La grande hypocrisie

LA GRANDE HYPOCRISIE

Une fois de plus, il faut revenir sur le scandale de la désignation abusive et stigmatisante des personnes de nationalité française ou étrangère supposées appartenir à une ou des communautés dites « gens du voyage ». Les récents débats avec des journalistes montrent l’urgence à poursuivre la réflexion et à faire valoir les dangers d’une telle désignation. On rappellera tout d’abord que cette qualification abusive sinon erronée est, dans la majorité des cas, employée à l’occasion de comptes-rendus de faits de délinquance les plus divers, de trafics en tout genre mais aussi de grand banditisme, voire de meurtre etc. Le terme « gens du voyage » est fréquemment associé à une localisation géographique. On parle alors de « camps » de gens du voyage qui rappellent, de sinistre mémoire, les camps d’internement en France durant la deuxième guerre mondiale. Curieusement, comme le souligne à juste titre Marc Bordigoni, ce terme ne se décline pas au singulier. Le qualificatif « gens du voyage » tel que défini par les différentes lois et réglementations ne s’appliquerait donc qu’a des « communautés » ( quel gros mot !) Pour compléter ce tableau « abracadabrantesque » la désignation G.D.V. est maintenant associée au terme sédentaire. Il y aurait donc une ou des « communautés » de GVD, citoyens français doués d’ubiquité ; tout à la fois voyageurs (dont l’habitat traditionnel est constitué de résidences mobiles) et sédentaires. Pour corser le tout, on a récemment pu lire dans la presse locale qu’un gamin de 13 ans avait été arrêté par la police conduisant un véhicule volé. Il était supposé de nationalité croate de la communauté rom et membre d’une famille de gens du voyage.

On pourrait ainsi multiplier les exemples de dénominations erronées où la maladresse, l’ignorance, et trop souvent la volonté manifeste de discrimination, se côtoient pour stigmatiser et rejeter une partie de nos concitoyens. A contrario, lorsqu’il s’agit de mettre en lumière leurs qualités artistiques et leurs modes d’expression culturelle, d’autres qualificatifs sont alors utilisés plus proches de leur histoire collective. On parle avec admiration et parfois même envie, de musiques tsiganes, de danses gitanes, de poèmes roms ou de jazz manouche. Il ne nous viendrait cependant pas à l’idée de traiter Django Rheinart, Tony Gatliff ou les Gypsy Kings de gens du voyage et pourtant !!!!

Il y a donc bien deux poids et deux mesures vis-à-vis de cette communauté dont on gomme arbitrairement la grande diversité en les désignant d’un terme en apparence neutre mais qui les met de fait à l’écart de la société d’accueil en les classant d’asociaux dangereux, et finalement inassimilables.

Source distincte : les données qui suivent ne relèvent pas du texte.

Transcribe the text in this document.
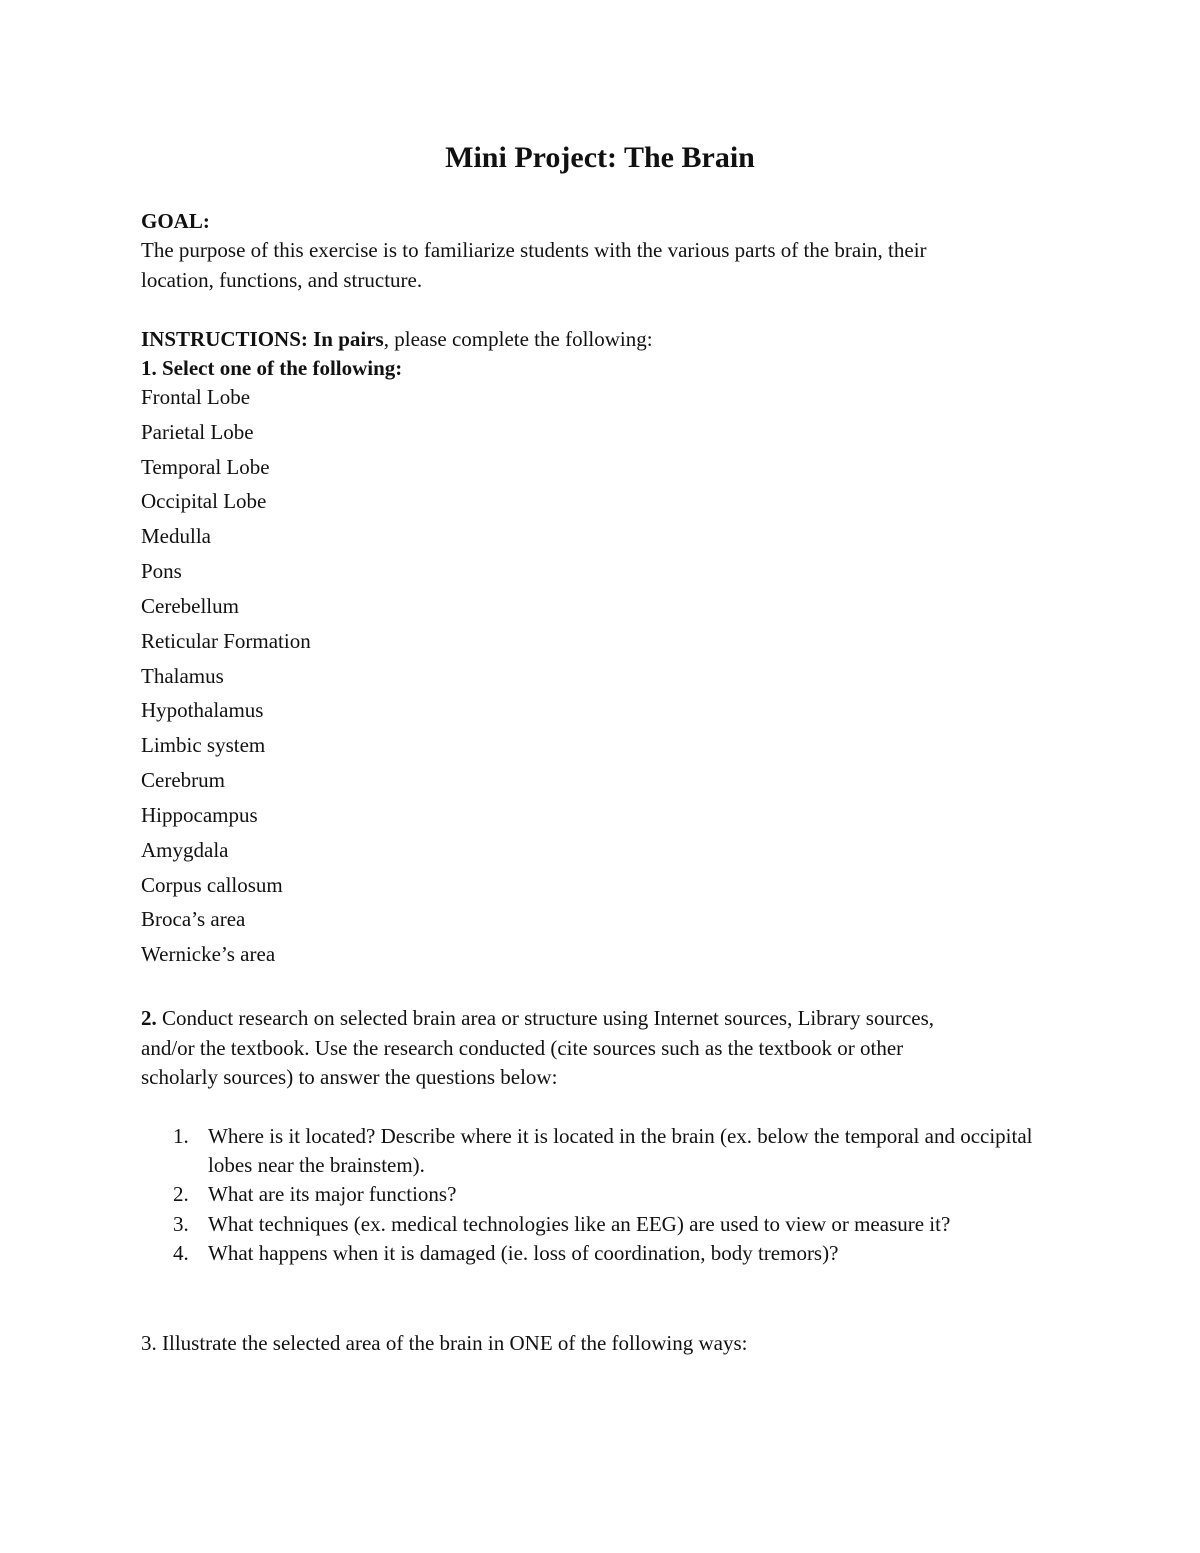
Mini Project: The Brain
GOAL:
The purpose of this exercise is to familiarize students with the various parts of the brain, their
location, functions, and structure.
INSTRUCTIONS: In pairs, please complete the following:
1. Select one of the following:
Frontal Lobe
Parietal Lobe
Temporal Lobe
Occipital Lobe
Medulla
Pons
Cerebellum
Reticular Formation
Thalamus
Hypothalamus
Limbic system
Cerebrum
Hippocampus
Amygdala
Corpus callosum
Broca’s area
Wernicke’s area
2. Conduct research on selected brain area or structure using Internet sources, Library sources,
and/or the textbook. Use the research conducted (cite sources such as the textbook or other
scholarly sources) to answer the questions below:
1. Where is it located? Describe where it is located in the brain (ex. below the temporal and occipital lobes near the brainstem).
2. What are its major functions?
3. What techniques (ex. medical technologies like an EEG) are used to view or measure it?
4. What happens when it is damaged (ie. loss of coordination, body tremors)?
3. Illustrate the selected area of the brain in ONE of the following ways:
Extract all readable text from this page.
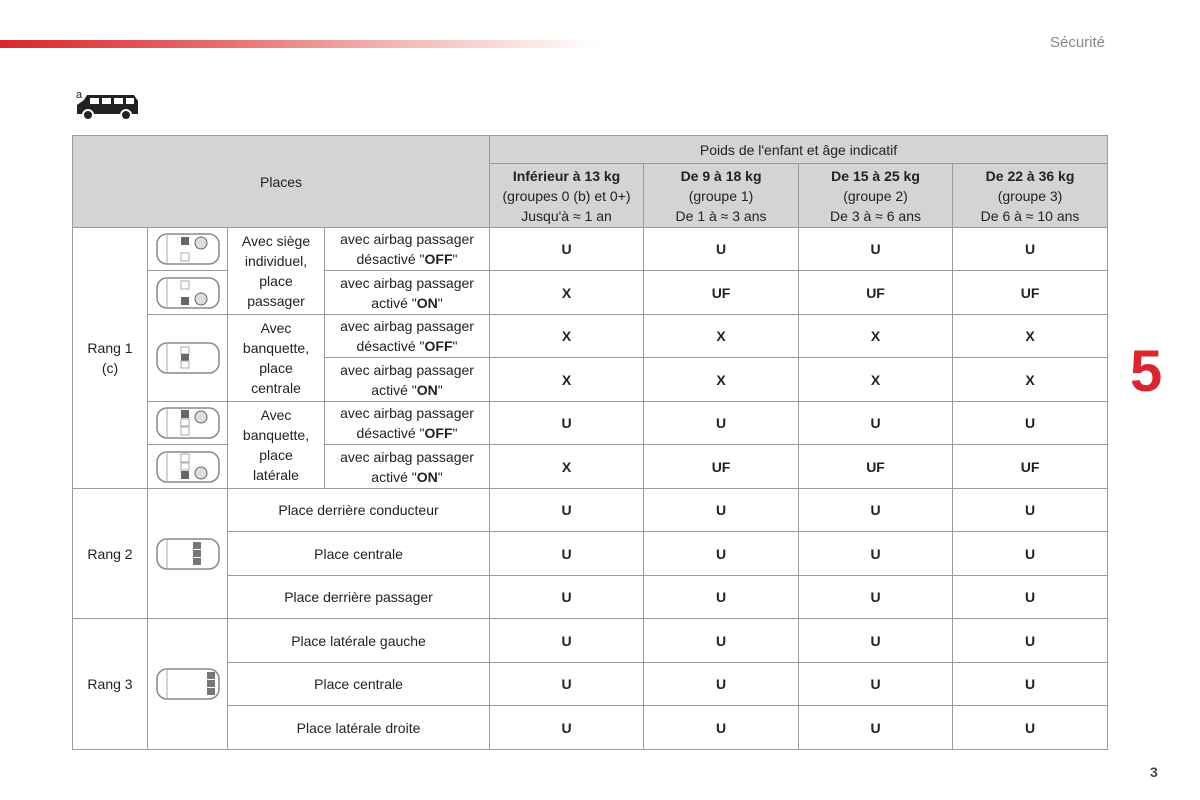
Sécurité
5
3
a
Places				Poids de l'enfant et âge indicatif			
				Inférieur à 13 kg
(groupes 0 (b) et 0+)
Jusqu'à ≈ 1 an	De 9 à 18 kg
(groupe 1)
De 1 à ≈ 3 ans	De 15 à 25 kg
(groupe 2)
De 3 à ≈ 6 ans	De 22 à 36 kg
(groupe 3)
De 6 à ≈ 10 ans
Rang 1
(c)		Avec siège
individuel,
place
passager	avec airbag passager
désactivé "OFF"	U	U	U	U

	avec airbag passager
activé "ON"	X	UF	UF	UF

	Avec
banquette,
place
centrale	avec airbag passager
désactivé "OFF"	X	X	X	X
			avec airbag passager
activé "ON"	X	X	X	X

	Avec
banquette,
place
latérale	avec airbag passager
désactivé "OFF"	U	U	U	U

	avec airbag passager
activé "ON"	X	UF	UF	UF
Rang 2		Place derrière conducteur		U	U	U	U
		Place centrale		U	U	U	U
		Place derrière passager		U	U	U	U
Rang 3		Place latérale gauche		U	U	U	U
		Place centrale		U	U	U	U
		Place latérale droite		U	U	U	U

Les journalistes que nous interpellons régulièrement sur ce thème nous font part de leur perplexité : que faire ? que dire ? qu’écrire ? Ils disent reproduire dans la plupart des cas les informations transmises par les autorités administratives et policières. Cet argument ne nous paraît pas recevable. Les journalistes sont les seuls juges des qualificatifs qu’ils utilisent et ils savent, dans d’autres circonstances, éviter les pièges d’une dénomination communautaire stigmatisante et illégale. Constatons, de plus, qu’associer une personne présumée coupable et dangereuse à une communauté, un groupe familial ou religieux ou encore à un lieu de résidence n’ajoute rien à la pertinence de l’information mais jette la suspicion sur tout le groupe auquel elle est supposée appartenir. Gardons-nous pour autant de mettre en accusation la « communauté » des journalistes. Au-delà des mots employés, la question mise en lumière concerne notre capacité à admettre la présence à côté d’une culture dominante, de modes de vie et d’expression différents de la majorité. Il faudra qu’un jour nous reconnaissions que la diversité des « communautés » n’est pas un danger mais un enrichissement réciproque. Désigner abusivement le « communautarisme » comme principal ennemi de notre civilisation est un moyen trop simpliste de mettre un terme au débat pour camoufler l’intolérance, et le rejet d’une minorité.